E-governance could make oil business transparent
[LUSAKA] E-governance could help Ghana's higher authorities to deal responsibly with its new-found oil wealth, a leading scientist has said.
In 2007, UK firm Tullow Oil announced the discovery of about 600 million barrels of offshore light oil in Ghana — the biggest recent oil discovery in Africa.
But the country must develop new ways of interacting with its citizens and be more open to the public on activities within the oil industry to avoid conflict, said Akua Appiah-Akuramaa from the Geological Survey Department of Ghana. She was speaking at the 5th International Conference on ICT for Development, Education and Training — eLearning Africa 2010 — held in Zambia last month (26–28 May).

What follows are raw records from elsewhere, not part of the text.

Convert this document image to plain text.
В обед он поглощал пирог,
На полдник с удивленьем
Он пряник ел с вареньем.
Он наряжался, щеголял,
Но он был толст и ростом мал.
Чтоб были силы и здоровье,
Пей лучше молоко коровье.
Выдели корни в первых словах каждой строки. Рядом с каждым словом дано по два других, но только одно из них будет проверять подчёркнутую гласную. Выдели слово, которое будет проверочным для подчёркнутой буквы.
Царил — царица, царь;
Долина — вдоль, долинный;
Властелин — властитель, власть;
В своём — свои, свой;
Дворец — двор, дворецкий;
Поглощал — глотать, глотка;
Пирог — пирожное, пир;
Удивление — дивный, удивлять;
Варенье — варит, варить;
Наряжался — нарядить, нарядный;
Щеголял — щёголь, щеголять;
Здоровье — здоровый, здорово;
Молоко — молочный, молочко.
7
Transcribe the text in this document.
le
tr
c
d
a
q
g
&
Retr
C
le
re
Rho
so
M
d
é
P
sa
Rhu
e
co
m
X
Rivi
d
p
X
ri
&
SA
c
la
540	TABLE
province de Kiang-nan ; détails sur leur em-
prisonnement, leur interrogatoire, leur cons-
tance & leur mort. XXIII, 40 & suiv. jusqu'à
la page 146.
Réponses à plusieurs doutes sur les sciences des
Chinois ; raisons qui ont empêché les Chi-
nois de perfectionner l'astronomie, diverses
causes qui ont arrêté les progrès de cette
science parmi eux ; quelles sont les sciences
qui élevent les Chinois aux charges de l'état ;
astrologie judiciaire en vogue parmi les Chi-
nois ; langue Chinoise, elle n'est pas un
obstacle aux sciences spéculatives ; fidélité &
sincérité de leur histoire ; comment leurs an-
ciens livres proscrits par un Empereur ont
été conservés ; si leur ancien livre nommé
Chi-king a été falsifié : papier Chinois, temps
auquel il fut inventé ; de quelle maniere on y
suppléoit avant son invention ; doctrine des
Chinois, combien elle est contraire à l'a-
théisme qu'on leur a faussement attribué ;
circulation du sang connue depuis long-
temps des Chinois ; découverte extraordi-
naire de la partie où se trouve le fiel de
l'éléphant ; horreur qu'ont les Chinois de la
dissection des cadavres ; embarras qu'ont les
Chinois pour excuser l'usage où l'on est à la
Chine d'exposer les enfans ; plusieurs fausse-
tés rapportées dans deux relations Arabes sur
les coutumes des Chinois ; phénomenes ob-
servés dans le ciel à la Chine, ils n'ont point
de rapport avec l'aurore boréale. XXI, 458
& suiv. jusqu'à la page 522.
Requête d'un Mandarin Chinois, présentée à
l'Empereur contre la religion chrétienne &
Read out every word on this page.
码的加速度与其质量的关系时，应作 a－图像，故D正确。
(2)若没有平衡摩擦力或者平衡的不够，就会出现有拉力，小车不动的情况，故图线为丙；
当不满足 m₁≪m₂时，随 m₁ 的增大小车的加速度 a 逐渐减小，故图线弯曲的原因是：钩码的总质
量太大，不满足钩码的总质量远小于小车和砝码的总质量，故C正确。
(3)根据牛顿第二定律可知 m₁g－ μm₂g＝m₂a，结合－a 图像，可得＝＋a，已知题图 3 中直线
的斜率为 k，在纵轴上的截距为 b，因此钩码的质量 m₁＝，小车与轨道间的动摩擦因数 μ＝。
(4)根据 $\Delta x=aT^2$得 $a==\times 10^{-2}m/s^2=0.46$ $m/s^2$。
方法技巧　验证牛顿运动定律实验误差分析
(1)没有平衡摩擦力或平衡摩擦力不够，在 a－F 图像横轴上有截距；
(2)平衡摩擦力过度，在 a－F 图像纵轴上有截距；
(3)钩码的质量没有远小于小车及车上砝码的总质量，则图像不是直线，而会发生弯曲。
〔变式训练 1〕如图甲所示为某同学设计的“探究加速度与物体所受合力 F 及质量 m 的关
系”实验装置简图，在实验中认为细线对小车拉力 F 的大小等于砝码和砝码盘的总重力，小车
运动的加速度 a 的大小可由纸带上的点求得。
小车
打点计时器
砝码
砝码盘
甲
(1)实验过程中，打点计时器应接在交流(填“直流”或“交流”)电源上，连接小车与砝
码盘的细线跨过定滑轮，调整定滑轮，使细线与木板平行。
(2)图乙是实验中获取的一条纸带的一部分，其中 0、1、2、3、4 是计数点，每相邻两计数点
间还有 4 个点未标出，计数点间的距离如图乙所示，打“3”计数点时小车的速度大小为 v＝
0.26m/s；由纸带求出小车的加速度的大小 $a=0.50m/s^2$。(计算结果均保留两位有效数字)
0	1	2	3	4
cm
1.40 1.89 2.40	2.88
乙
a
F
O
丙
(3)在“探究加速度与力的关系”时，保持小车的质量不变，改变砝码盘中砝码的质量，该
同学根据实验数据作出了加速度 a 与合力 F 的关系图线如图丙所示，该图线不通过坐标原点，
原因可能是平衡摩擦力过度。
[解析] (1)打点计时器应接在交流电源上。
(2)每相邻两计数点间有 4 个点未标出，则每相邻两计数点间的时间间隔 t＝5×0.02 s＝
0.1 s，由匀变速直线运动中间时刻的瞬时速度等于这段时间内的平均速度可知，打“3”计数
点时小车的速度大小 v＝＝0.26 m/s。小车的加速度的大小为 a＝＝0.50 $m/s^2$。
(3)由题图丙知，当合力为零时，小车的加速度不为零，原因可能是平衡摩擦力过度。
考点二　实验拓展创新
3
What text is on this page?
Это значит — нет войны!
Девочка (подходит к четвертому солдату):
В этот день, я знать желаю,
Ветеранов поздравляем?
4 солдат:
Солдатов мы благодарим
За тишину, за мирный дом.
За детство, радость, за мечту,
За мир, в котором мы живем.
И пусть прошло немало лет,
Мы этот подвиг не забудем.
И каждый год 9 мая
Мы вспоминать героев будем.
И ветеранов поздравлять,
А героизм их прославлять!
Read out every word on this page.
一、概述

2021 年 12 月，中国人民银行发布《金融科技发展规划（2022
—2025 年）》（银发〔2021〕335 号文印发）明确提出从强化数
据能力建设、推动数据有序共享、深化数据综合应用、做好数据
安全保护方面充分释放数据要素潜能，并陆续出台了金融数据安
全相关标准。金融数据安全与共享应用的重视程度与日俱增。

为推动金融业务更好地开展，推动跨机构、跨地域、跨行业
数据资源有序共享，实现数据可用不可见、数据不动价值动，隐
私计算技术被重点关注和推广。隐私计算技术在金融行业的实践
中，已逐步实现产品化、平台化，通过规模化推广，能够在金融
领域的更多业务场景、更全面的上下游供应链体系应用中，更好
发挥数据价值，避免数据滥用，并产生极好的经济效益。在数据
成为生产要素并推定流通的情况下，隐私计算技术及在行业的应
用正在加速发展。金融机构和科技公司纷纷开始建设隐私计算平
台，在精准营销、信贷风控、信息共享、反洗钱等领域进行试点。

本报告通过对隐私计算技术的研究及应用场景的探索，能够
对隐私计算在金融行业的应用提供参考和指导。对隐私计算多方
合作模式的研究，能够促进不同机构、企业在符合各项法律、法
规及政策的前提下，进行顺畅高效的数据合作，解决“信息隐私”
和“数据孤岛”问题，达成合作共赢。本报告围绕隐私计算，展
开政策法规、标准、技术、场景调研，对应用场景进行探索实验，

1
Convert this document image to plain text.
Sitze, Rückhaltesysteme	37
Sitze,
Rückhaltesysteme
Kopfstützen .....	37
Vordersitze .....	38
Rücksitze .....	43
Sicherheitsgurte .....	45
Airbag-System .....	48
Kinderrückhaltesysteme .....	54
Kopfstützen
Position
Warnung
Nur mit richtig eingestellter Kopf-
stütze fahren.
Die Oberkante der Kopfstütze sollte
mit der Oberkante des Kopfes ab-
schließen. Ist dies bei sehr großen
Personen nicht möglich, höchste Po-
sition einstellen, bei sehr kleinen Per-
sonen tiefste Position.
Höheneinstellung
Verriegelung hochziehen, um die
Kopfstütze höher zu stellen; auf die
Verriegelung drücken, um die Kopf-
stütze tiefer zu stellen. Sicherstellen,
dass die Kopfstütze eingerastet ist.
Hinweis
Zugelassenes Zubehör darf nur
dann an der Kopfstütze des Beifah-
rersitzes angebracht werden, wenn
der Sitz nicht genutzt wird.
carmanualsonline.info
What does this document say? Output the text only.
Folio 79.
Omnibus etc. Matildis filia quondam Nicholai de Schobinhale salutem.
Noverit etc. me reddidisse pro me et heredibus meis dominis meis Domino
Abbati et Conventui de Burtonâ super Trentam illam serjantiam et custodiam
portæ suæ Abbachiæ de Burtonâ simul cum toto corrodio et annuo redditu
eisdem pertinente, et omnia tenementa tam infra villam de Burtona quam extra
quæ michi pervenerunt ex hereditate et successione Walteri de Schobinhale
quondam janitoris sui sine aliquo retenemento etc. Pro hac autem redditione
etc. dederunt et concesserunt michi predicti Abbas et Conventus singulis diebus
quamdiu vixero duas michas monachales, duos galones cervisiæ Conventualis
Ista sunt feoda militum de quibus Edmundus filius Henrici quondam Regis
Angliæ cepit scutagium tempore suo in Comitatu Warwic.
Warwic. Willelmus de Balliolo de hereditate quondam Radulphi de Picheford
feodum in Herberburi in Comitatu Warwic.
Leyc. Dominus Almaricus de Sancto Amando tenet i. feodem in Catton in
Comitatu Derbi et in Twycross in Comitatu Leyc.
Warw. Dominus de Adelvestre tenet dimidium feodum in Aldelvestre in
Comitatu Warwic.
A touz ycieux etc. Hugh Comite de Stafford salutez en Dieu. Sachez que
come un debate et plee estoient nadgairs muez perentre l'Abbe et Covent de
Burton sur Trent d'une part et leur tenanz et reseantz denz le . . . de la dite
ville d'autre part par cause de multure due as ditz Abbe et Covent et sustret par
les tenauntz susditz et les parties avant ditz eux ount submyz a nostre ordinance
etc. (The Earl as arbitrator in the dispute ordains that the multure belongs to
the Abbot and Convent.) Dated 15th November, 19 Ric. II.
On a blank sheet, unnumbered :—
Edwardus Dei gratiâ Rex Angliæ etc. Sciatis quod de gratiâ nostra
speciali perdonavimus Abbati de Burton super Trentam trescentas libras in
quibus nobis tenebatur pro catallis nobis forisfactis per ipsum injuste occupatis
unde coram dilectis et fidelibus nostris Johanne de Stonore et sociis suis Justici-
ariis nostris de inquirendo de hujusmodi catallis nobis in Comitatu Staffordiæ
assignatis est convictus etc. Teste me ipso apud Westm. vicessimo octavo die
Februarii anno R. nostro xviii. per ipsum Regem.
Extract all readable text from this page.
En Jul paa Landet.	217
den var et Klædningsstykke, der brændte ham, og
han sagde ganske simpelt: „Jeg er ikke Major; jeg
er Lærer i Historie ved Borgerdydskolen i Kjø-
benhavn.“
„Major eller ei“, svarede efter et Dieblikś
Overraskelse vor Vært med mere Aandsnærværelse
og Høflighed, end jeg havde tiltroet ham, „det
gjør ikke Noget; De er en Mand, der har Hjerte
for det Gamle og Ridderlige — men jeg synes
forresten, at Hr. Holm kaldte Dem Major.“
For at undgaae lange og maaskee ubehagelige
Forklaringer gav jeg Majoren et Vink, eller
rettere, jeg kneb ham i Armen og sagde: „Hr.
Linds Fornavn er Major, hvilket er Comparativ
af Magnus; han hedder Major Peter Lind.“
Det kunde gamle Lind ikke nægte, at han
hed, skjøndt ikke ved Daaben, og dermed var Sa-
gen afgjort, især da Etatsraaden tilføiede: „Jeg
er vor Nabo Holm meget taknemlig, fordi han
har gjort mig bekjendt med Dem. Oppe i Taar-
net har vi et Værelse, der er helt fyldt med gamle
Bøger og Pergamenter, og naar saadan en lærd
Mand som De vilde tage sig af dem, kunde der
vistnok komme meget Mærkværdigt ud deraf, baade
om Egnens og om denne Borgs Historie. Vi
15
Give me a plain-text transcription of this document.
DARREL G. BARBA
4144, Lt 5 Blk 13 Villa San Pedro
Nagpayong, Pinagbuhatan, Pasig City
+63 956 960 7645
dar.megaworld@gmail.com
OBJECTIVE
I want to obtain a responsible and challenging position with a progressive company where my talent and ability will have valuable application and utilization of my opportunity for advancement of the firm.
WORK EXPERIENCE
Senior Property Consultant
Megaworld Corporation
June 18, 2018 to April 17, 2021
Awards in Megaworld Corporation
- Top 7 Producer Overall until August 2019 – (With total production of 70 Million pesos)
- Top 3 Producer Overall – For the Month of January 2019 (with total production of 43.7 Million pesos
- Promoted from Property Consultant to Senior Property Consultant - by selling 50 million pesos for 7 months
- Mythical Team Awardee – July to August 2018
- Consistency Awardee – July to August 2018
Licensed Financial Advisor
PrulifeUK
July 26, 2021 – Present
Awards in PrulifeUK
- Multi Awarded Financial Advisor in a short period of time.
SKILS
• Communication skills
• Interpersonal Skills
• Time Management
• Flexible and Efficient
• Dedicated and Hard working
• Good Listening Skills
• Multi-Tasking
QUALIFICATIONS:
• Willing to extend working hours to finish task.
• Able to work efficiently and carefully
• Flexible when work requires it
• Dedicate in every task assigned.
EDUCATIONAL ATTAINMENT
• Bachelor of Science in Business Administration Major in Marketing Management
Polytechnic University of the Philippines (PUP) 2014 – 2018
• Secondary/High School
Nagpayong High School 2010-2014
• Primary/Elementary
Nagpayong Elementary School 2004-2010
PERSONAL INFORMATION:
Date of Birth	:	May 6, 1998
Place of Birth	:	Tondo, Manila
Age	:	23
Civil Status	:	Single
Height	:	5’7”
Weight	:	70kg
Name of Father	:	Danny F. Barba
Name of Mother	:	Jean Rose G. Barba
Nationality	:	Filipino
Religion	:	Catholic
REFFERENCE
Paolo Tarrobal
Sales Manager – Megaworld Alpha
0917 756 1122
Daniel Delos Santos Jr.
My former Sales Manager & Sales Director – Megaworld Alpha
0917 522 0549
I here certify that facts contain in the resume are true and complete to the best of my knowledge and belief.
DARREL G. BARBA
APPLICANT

The conference is an annual gathering of people involved in all aspects of information and communications technology (ICT)-supported teaching and learning.
Akuaramaa said that business operations have changed following significant advances in digital connectivity and ICT.
E-governments make use of these new technologies to facilitate more transparent relationships with citizens.
"Good governance cannot be achieved without transparency," wrote Akuaramaa in a paper she presented at the conference.
In Ghana's case, said Akuaramaa, it will enable citizens to see how much money oil companies are paying to the government and how much is being used for the social betterment of the people.
She described three existing examples of e-governance improving transparency in Ghana.
The School Selection Placement System places children in senior secondary schools according to raw scores achieved in six subjects. These scores are sent to all junior secondary schools. As well as being more cost-effective this has reduced occurrences of human error, promoted fairness, and removed regional restrictions on candidates.
Ghana Community Network Services, which processes trade and customs documents electronically, has provided access to a common database for regulatory agencies. It has also enabled accurate, 'real time' revenue accounting and the monitoring and tracking of consignments from port to destination.
And before the National Health Insurance Scheme was automated, it was susceptible to fraud, late payments of claims, and the slow processing of identification cards.
But Vivian Attah, training coordinator at the Ghana Institute of Management and Public Administration told SciDev.Net that for e-governance to succeed Ghana must train more technicians to handle the system in relevant government institutions, fight vandalism and invest in energy-generating facilities to address the issue of electricity shortages.
She added that e-governance will also help replace hard copy documentation scattered in different institutions.